R O S E

G O L U B

G A L E R I E  

K A T I A

G R A N O F F

P L A C E
B E A U V A U  
P A R I S  8e

DU 19 OCTOBRE AU 8 NOVEMBRE
1966

Vernissage
le mercredi
19 octobre de
17 h. à 20 h.

 

E. Benezit’s dictionary provides no birth year for Rose Golub, a twentieth century naturalized American artist, born in Vilna [Wilno], Poland [ Ukraine today], who chose to settle in Paris in 1946. Known mostly as an artist of landscapes and flowers, Rose Golub priviledged pastels. She studied art at the Art Students’ League in New York with S.W. Hayter in 1944 and 1945. After she had settled in Paris in 1946 she took art courses at the Academie Julian until 1948. Her first expositions took place in Paris in 1951, and another one in 1957 in New York. The Galerie Katia Granoff, Place Beauvau, Paris 8e, exhibited her paintings from October 19 to November 8, 1966. On that occasion, Gabrielle Vienne, the honorary curator of national museums in France, wrote the following brief comment of Golub’s art:

Il faut voir ces fleurs de Rose Golub pour saisir jusqu’où l’invention poétique peut entraiîner l’artiste dans son [travail] d’alchimiste qui, d’un œillet robuste fera une création de rêve, d’un souci desséché une petite lueur qui s’envole et de ces grandes fleurs dont j’ignore le nom de jets d’eau irisés par la lumière ou de ces colliers de perles aux transparences opalines.

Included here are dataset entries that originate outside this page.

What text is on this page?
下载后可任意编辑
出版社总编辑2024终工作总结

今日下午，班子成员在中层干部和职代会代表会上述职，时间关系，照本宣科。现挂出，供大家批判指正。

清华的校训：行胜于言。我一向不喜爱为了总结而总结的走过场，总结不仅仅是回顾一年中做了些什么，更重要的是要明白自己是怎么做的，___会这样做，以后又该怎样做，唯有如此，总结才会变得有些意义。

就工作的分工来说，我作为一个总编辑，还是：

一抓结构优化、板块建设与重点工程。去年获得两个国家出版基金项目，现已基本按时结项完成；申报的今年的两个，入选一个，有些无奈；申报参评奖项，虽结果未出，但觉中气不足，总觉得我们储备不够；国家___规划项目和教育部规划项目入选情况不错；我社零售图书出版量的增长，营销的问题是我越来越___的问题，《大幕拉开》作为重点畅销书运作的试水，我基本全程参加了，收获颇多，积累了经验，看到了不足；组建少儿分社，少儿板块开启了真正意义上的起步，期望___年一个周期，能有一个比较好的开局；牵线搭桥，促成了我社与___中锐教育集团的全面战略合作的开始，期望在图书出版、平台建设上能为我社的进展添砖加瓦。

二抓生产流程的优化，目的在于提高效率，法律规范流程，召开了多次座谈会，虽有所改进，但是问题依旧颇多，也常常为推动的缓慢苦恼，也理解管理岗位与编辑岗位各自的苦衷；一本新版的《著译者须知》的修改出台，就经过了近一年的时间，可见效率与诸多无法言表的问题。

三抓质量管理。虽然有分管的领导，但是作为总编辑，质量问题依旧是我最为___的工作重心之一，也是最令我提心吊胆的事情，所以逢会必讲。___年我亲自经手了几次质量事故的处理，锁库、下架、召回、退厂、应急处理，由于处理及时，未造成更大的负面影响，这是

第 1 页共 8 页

Il ne peut être question devant ces œuvres ni de composition ni de formes, ni de bien d’autres choses qu’on essaie généralement à définir quand on parle d’une œuvre, Rose Golub s’en souci si peu. Elle vit son rêve en écrasant ses pastels sur le papier, loin du bruit et du monde dans son lumineux atelier où elle livre sans trêve de douloureux combats, car ce n’est pas sans la quête harrassante qu’on arrive à saisir la réalité dans sa plus grande fluidité. 

(Galerie Katia Granoff, Exposition announcement.
The Frick Art Reference Library in New York)

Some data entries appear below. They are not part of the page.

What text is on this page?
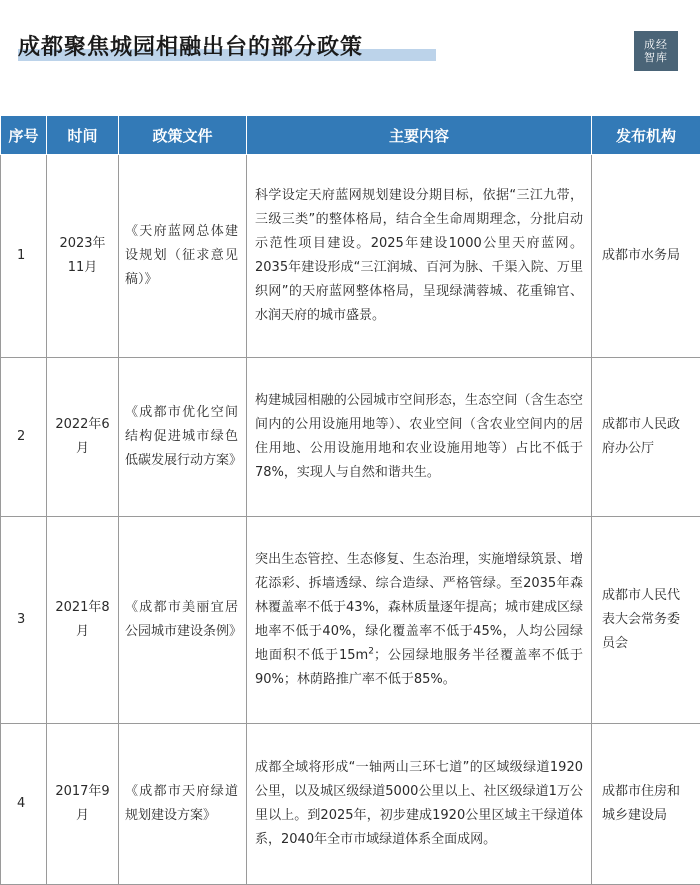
成都聚焦城园相融出台的部分政策	成经智库
序号	时间	政策文件	主要内容	发布机构
1	2023年11月	《天府蓝网总体建设规划（征求意见稿）》	科学设定天府蓝网规划建设分期目标，依据“三江九带，三级三类”的整体格局，结合全生命周期理念，分批启动示范性项目建设。2025年建设1000公里天府蓝网。2035年建设形成“三江润城、百河为脉、千渠入院、万里织网”的天府蓝网整体格局，呈现绿满蓉城、花重锦官、水润天府的城市盛景。	成都市水务局
2	2022年6月	《成都市优化空间结构促进城市绿色低碳发展行动方案》	构建城园相融的公园城市空间形态，生态空间（含生态空间内的公用设施用地等）、农业空间（含农业空间内的居住用地、公用设施用地和农业设施用地等）占比不低于78%，实现人与自然和谐共生。	成都市人民政府办公厅
3	2021年8月	《成都市美丽宜居公园城市建设条例》	突出生态管控、生态修复、生态治理，实施增绿筑景、增花添彩、拆墙透绿、综合造绿、严格管绿。至2035年森林覆盖率不低于43%，森林质量逐年提高；城市建成区绿地率不低于40%，绿化覆盖率不低于45%，人均公园绿地面积不低于$15m^2$；公园绿地服务半径覆盖率不低于90%；林荫路推广率不低于85%。	成都市人民代表大会常务委员会
4	2017年9月	《成都市天府绿道规划建设方案》	成都全域将形成“一轴两山三环七道”的区域级绿道1920公里，以及城区级绿道5000公里以上、社区级绿道1万公里以上。到2025年，初步建成1920公里区域主干绿道体系，2040年全市市域绿道体系全面成网。	成都市住房和城乡建设局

Using pastels, Rose Golub created canvases with an almost fleeting, elusive and evanescent quality. According to the entry in Benezit, her work reflects cleverness, skill and cunning, it is quite habile [265].

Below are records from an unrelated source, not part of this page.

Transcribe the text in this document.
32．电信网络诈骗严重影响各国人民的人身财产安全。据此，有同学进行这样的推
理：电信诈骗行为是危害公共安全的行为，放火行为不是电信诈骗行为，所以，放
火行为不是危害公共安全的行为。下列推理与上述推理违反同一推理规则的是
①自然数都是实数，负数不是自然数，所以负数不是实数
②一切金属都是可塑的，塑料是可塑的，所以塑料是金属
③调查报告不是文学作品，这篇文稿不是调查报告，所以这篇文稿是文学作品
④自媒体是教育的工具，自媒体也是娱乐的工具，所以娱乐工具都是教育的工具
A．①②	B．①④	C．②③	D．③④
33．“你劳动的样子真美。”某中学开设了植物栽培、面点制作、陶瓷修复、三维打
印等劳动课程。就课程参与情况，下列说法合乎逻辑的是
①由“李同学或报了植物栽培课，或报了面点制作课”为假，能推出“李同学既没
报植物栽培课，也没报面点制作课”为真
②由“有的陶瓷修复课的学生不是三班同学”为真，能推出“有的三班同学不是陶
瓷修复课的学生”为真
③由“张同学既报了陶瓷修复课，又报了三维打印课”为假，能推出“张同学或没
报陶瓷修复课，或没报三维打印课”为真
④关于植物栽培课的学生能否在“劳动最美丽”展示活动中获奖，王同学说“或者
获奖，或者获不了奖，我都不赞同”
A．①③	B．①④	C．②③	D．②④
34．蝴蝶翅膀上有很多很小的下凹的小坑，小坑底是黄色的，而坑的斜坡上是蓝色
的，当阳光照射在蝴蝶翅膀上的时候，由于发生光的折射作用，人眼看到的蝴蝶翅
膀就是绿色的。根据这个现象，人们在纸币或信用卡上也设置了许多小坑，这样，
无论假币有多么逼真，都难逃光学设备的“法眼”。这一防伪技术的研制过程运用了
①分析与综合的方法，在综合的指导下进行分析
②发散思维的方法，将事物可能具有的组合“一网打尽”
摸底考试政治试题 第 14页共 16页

Memory being one of the most fragile gifts, it suffers the greatest atrition with the passage of time. With a retrospective of thirty years, I cannot remember where and how I met Rose Golub. I met her perhaps near the rue Richelieu, in Paris where she lived in 1977. We may have met at a performance at the Comédie française, near “Place Royale;” or perhaps in the enclosure of the green space that faces the main entrance to the Bibliothèque Nationale de Paris located in the rue Richelieu. I used to sit there and munch on a baguette at noon looking at a nearby fountain. Its four goddesses represented the major rivers of France. Sometimes I engaged in conversation with someone sitting next to me. She may have been that special someone. Or we may have accidentally met in one of the small shops in the rue Richelieu. We may have talked about L’Incroyable, an affordable restaurant still serving today quality food to Parisians living in the quartier. Somehow, for a very brief moment our destinies crossed in Paris in August of 1977. They created fireworks and then vanished in smoke with the passage of time.

She was a tiny and frail looking gentle woman already advanced in her years and grey haired. Even though I never saw her again after that sabbatical in Paris, and although she probably no longer remembers me if she is still living, I remember her well. She might be surprised to learn the part she has played in my life in moments of darkness or optimism that fill a human life.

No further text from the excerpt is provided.